We included 1,279 women with singleton pregnancies with complete data on supplements use in early-to-mid pregnancy and birth outcomes. Anthropometric measurements at birth were obtained from medical records. Red blood cell folate concentrations in cord blood were measured in a subsample of the study population (n = 58).
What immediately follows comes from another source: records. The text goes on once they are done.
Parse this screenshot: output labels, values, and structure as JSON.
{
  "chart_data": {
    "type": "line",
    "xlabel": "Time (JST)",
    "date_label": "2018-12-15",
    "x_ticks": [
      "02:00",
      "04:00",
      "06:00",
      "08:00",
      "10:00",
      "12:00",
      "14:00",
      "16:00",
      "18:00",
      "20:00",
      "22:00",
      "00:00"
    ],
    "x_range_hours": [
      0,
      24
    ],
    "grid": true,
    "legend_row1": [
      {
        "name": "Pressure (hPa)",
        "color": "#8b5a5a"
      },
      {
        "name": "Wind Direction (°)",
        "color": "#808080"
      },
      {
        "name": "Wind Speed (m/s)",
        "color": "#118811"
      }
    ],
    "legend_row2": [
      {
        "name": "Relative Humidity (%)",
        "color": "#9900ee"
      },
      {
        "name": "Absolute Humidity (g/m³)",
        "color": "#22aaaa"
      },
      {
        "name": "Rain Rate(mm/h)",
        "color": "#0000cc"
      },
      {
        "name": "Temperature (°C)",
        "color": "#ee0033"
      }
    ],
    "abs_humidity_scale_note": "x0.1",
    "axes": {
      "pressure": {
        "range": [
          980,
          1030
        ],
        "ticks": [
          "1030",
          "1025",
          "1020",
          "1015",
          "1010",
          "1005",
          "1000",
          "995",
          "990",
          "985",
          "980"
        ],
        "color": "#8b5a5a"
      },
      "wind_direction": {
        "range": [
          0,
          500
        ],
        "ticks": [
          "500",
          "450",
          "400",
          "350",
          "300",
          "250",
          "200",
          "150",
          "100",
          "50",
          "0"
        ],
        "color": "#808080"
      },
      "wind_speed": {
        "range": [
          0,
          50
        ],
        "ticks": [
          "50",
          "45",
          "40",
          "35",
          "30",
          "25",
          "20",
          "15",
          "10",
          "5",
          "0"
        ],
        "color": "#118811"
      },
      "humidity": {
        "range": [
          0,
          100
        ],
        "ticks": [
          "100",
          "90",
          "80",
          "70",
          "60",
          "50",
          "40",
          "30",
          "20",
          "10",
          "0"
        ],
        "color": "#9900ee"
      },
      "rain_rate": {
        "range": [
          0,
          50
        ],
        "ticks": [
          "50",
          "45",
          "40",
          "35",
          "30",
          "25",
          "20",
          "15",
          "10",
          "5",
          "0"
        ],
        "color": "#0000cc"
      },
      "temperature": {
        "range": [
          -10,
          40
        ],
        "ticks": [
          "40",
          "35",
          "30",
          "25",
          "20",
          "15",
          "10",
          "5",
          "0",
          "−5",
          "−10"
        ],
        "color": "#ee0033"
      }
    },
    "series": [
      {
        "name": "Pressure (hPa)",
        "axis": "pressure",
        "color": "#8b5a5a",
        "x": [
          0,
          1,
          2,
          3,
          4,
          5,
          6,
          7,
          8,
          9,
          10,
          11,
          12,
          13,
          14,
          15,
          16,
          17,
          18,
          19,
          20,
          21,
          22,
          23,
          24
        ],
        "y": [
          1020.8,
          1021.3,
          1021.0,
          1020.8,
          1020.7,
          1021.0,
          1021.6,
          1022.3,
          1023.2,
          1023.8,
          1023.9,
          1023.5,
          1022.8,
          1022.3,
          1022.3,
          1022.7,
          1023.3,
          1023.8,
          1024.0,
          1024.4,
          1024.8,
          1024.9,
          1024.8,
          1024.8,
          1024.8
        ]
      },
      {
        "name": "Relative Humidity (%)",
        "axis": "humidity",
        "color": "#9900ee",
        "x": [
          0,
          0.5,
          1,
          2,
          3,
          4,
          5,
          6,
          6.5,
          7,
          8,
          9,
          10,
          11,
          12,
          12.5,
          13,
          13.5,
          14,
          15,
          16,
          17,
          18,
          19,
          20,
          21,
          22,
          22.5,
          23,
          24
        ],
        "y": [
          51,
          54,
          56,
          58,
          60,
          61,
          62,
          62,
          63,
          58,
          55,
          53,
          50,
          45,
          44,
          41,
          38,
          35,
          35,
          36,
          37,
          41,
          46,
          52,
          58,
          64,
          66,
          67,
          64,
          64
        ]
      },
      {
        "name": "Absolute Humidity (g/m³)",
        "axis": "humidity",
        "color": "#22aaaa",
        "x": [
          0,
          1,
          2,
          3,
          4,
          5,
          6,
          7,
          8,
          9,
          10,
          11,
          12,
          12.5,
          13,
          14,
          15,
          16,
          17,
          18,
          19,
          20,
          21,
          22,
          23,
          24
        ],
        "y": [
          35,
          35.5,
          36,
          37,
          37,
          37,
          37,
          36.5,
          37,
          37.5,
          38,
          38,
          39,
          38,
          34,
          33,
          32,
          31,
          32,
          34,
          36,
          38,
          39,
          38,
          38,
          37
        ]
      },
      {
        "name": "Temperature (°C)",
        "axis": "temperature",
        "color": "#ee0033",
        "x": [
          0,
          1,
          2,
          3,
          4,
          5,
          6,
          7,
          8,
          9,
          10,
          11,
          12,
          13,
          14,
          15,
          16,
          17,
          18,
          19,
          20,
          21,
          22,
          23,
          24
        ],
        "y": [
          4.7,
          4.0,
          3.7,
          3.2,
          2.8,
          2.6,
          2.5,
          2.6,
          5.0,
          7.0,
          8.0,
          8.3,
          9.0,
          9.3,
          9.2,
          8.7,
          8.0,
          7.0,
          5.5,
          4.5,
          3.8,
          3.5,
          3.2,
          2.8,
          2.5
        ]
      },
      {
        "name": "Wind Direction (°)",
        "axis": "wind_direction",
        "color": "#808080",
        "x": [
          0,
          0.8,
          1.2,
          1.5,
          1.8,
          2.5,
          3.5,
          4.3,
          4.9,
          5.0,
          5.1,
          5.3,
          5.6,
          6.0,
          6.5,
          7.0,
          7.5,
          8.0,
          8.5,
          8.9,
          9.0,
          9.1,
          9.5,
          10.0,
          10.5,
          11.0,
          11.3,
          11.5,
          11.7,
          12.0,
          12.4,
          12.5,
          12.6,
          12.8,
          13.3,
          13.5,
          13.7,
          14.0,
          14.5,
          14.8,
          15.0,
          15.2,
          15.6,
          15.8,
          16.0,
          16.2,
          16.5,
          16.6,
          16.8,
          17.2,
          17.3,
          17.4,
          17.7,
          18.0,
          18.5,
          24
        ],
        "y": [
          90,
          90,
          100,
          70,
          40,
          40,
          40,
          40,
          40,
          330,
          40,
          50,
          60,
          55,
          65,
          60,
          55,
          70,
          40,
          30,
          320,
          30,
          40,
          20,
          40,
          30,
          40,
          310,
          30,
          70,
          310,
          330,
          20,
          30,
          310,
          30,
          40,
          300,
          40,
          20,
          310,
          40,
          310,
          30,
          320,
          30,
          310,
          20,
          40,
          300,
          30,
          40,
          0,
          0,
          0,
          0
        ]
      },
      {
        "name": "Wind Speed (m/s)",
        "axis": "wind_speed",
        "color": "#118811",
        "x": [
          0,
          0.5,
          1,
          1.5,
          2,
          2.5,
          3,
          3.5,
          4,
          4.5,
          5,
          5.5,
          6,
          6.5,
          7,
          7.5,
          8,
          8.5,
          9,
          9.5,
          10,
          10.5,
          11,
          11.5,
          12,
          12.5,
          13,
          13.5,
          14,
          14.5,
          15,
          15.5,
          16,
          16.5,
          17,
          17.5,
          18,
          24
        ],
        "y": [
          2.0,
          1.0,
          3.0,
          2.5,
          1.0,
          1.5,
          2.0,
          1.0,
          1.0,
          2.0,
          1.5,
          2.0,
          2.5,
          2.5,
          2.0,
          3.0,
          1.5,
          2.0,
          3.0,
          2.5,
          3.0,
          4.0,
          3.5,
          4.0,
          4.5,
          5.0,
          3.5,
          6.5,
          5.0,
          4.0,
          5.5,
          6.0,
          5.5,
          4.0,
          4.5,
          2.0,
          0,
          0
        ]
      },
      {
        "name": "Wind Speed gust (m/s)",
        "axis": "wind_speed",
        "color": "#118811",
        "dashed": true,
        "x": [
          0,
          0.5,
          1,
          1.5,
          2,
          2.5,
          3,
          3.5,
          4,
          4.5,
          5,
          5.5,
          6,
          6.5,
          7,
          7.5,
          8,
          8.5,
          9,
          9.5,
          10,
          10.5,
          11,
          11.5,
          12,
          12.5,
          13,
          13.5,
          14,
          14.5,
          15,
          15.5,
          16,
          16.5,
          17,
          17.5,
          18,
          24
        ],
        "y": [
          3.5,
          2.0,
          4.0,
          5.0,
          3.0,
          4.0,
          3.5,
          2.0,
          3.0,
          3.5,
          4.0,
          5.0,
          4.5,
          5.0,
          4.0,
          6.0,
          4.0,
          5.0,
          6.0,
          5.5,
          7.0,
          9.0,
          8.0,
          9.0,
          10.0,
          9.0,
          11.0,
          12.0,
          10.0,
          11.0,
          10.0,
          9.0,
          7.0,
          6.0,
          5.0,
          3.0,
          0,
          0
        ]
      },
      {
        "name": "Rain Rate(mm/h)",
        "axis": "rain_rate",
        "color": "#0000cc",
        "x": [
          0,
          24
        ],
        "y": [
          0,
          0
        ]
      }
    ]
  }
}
Sixty-six percent of the study participants reported high doses of supplemental folic acid use (5 mg/day), while 21 % reported excessive doses of folic acid use (>5 mg/day) in early-to-mid pregnancy. Daily intake of 5-mg supplemental folic acid was associated with a 31 % decrease in the risk of preterm birth (RR, 0.69; 95 % CI, 0.44, 0.99), 60 % decrease in the risk of delivering a low birth weight neonate (RR, 0.40; 95 % CI, 0.21, 0.76), and 66 % decrease in the risk of delivering a small for gestational age (SGA) neonate (RR, 0.34; 95 % CI, 0.16, 0.73). Daily doses of iron supplementation more than 100 mg were associated with a twofold increased risk for SGA neonates (RR, 2.14; 95 % CI, 0.99, 5.97).
These findings suggest that high daily doses of supplementary folic acid in early-to-mid pregnancy may be protective for preterm birth, low birth weight, and small for gestational age neonates, while high daily doses of supplementary iron may be harmful for fetal growth.